Ethics in cardiology

This essay does not aim to be needlessly critical. The medical world desperately needs informed patients to deal with enlightened doctors. As long as we are around, there will be hearts in distress, part of the natural course of aging. Cardiologists should assuage patients’ symptoms and boost the morale of patients and their families. But in order to be ethical they should also indicate that the field is a patchwork quilt that produces a wide variety of symptoms and signs without altering the essential course of the disease.

References

  1. ‘Dil ka doctor and his state-of-the-heart plans.’ The Sunday Times of India. April 4, 1999, p. 16.
  2. Evers J: Why practice evidence-based medicine? Medical Times (Mumbai). 29: 1, 4, April 1999.
  3. Roberts WC and Maximilian Buja L: The prevalence and significance of thrombi in coronary arteries in fatal acute myocardial infarction. Annals of Internal Medicine. 1970; 72: 781-782.
  4. Hurst JW: Obstruction of coronary arteries. Journal of the American Medical Association. 1983; 250: 1763-1765.
  5. Vermani R: Pathologic indicators of re-stenosis. Dr ND Patel Oration, GSM College, KEM Hospital, Mumbai, December 29, 1992.
  6. Harrison’s Principles of Internal Medicine (Vols. 1,2) McGraw-Hill, NY, Editions 10 to 14, 1983 to 1998. latest edition: pg. 2748.
  7. British National Formulary, published by British Medical Association and Royal Pharmaceutical Society of Great Britain, Number 35, 1998, pg.195.

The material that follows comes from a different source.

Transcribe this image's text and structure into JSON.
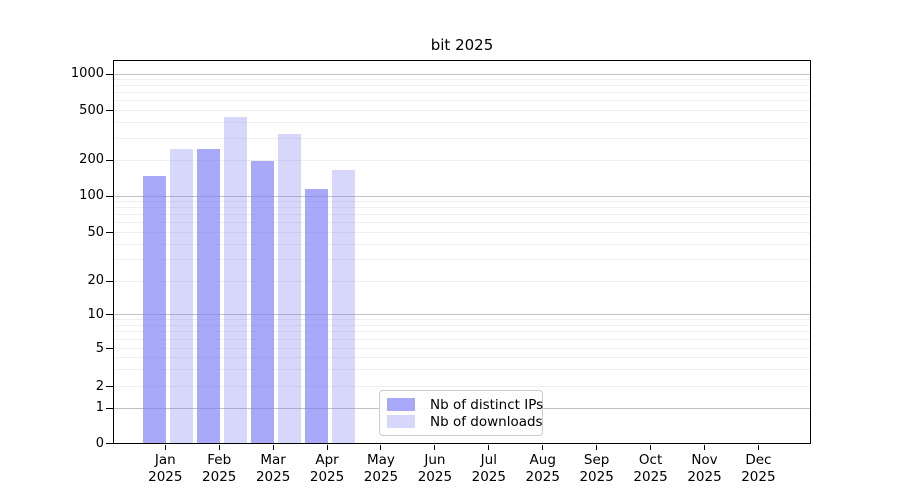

  8. Laurence DR et al: Clinical pharmacology, Eighth edition. Churchill Livingstone, Edinburgh, 1997, pg. 256.
  9. Root-Bernstein R and Root-Bernstein M: Honey, mud, maggots and other medical marvels. Houghton Mifflin Boston, 1998, pg. 80.

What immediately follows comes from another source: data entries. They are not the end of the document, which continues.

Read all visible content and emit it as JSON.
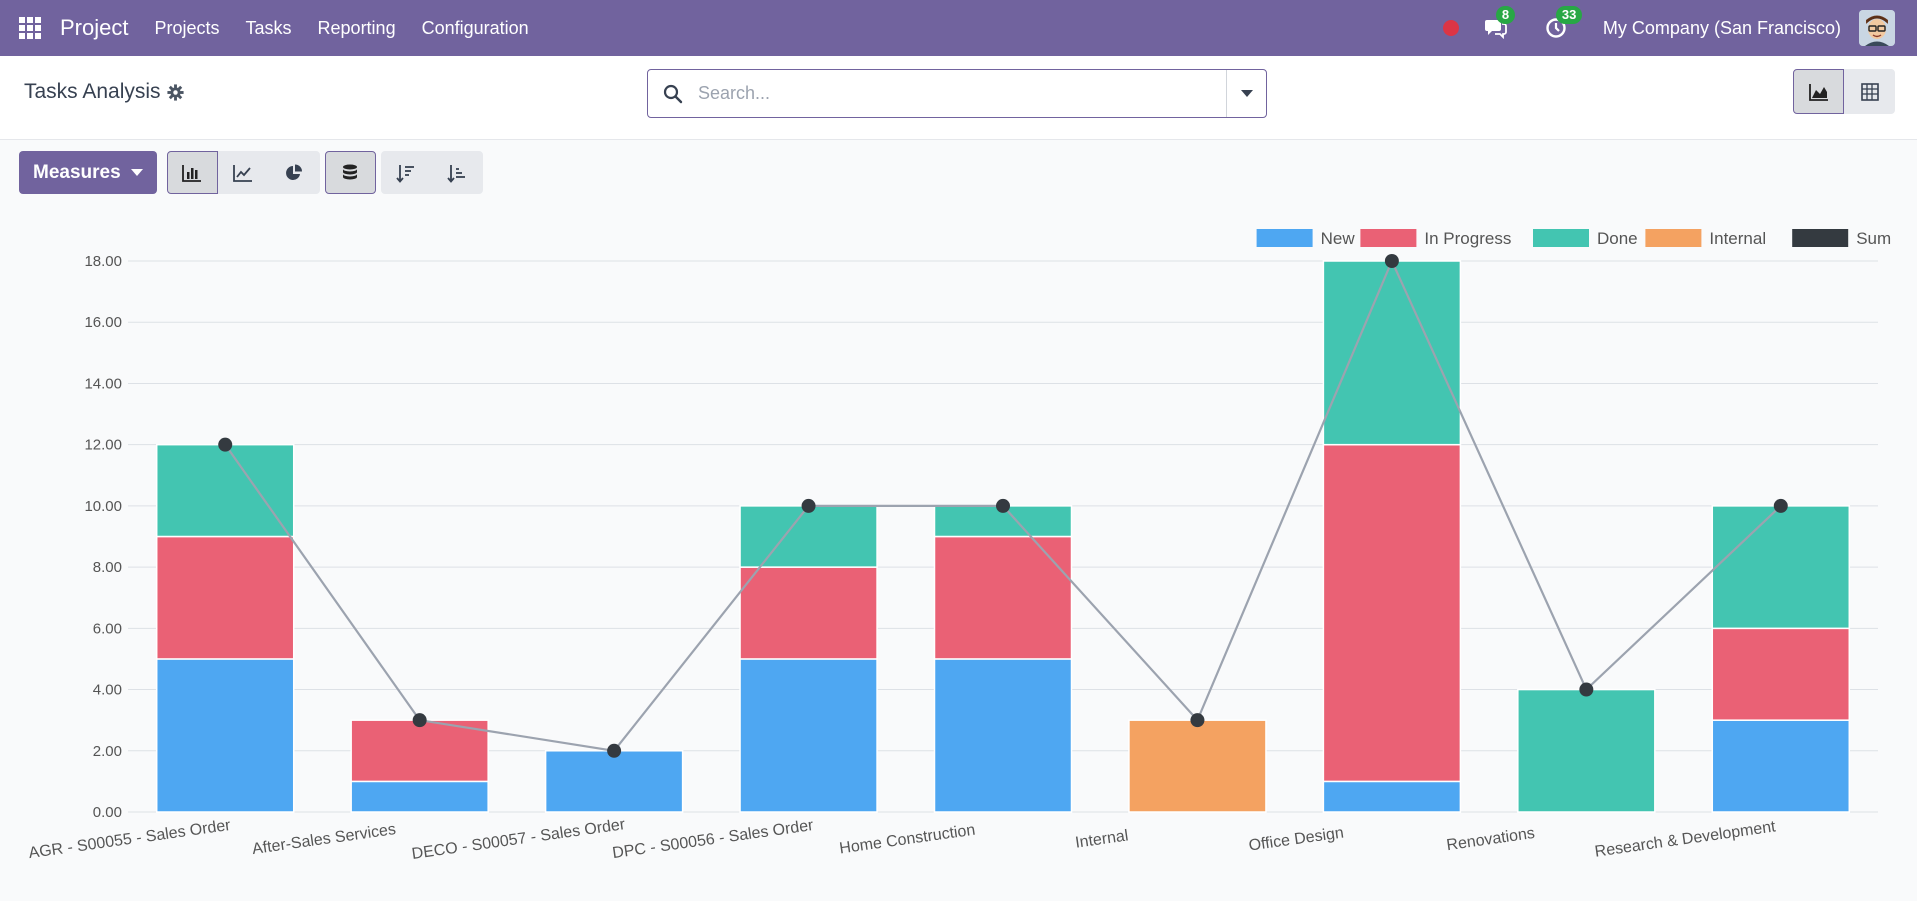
{
  "navbar": {
    "brand": "Project",
    "menu": [
      "Projects",
      "Tasks",
      "Reporting",
      "Configuration"
    ],
    "messages_count": "8",
    "activities_count": "33",
    "company": "My Company (San Francisco)"
  },
  "control_panel": {
    "title": "Tasks Analysis",
    "search_placeholder": "Search..."
  },
  "toolbar": {
    "measures_label": "Measures"
  },
  "icons": {
    "apps": "apps-grid-icon",
    "recording": "red-dot-icon",
    "messages": "chat-icon",
    "activities": "clock-icon",
    "search": "search-icon",
    "gear": "gear-icon",
    "graph_view": "area-chart-icon",
    "pivot_view": "table-grid-icon",
    "bar": "bar-chart-icon",
    "line": "line-chart-icon",
    "pie": "pie-chart-icon",
    "stacked": "database-stack-icon",
    "desc": "sort-descending-icon",
    "asc": "sort-ascending-icon"
  },
  "colors": {
    "brand": "#71639e",
    "new": "#4ea7f2",
    "in_progress": "#ea6175",
    "done": "#43c5b1",
    "internal": "#f4a261",
    "sum": "#343a40"
  },
  "chart_data": {
    "type": "bar",
    "stacked": true,
    "categories": [
      "AGR - S00055 - Sales Order",
      "After-Sales Services",
      "DECO - S00057 - Sales Order",
      "DPC - S00056 - Sales Order",
      "Home Construction",
      "Internal",
      "Office Design",
      "Renovations",
      "Research & Development"
    ],
    "series": [
      {
        "name": "New",
        "values": [
          5,
          1,
          2,
          5,
          5,
          0,
          1,
          0,
          3
        ],
        "color": "#4ea7f2"
      },
      {
        "name": "In Progress",
        "values": [
          4,
          2,
          0,
          3,
          4,
          0,
          11,
          0,
          3
        ],
        "color": "#ea6175"
      },
      {
        "name": "Done",
        "values": [
          3,
          0,
          0,
          2,
          1,
          0,
          6,
          4,
          4
        ],
        "color": "#43c5b1"
      },
      {
        "name": "Internal",
        "values": [
          0,
          0,
          0,
          0,
          0,
          3,
          0,
          0,
          0
        ],
        "color": "#f4a261"
      },
      {
        "name": "Sum",
        "type": "line",
        "values": [
          12,
          3,
          2,
          10,
          10,
          3,
          18,
          4,
          10
        ],
        "color": "#343a40"
      }
    ],
    "y_ticks": [
      "0.00",
      "2.00",
      "4.00",
      "6.00",
      "8.00",
      "10.00",
      "12.00",
      "14.00",
      "16.00",
      "18.00"
    ],
    "ylim": [
      0,
      18
    ],
    "grid": true,
    "legend_position": "top-right"
  }
}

  10. Mayes PA: Metabolism of unsaturated fatty acids and eicosanoids. In Harper’s Biochemistry (Ed: Murray RK et al). Appleton and Lange, Norwalk, 1994, pg. 232.
  11. Rang HP et al: Pharmacology third edition, Churchill Livingstone, Edinburgh, 1998, pg. 277.
  12. Singer M and Webb A: Oxford handbook of critical care, OUP, 1998, p. 12.
  13. Inglis B: The disease of civilisation. Granada, London, 1981, pg. 12.
  14. Preston TA: Coronary artery surgery: a critical review. Raven Press, NY, 1977.
  15. Siebert C: Carol Palumbo waits for the heart. New York Times Magazine. April 13, 1997, 38-45.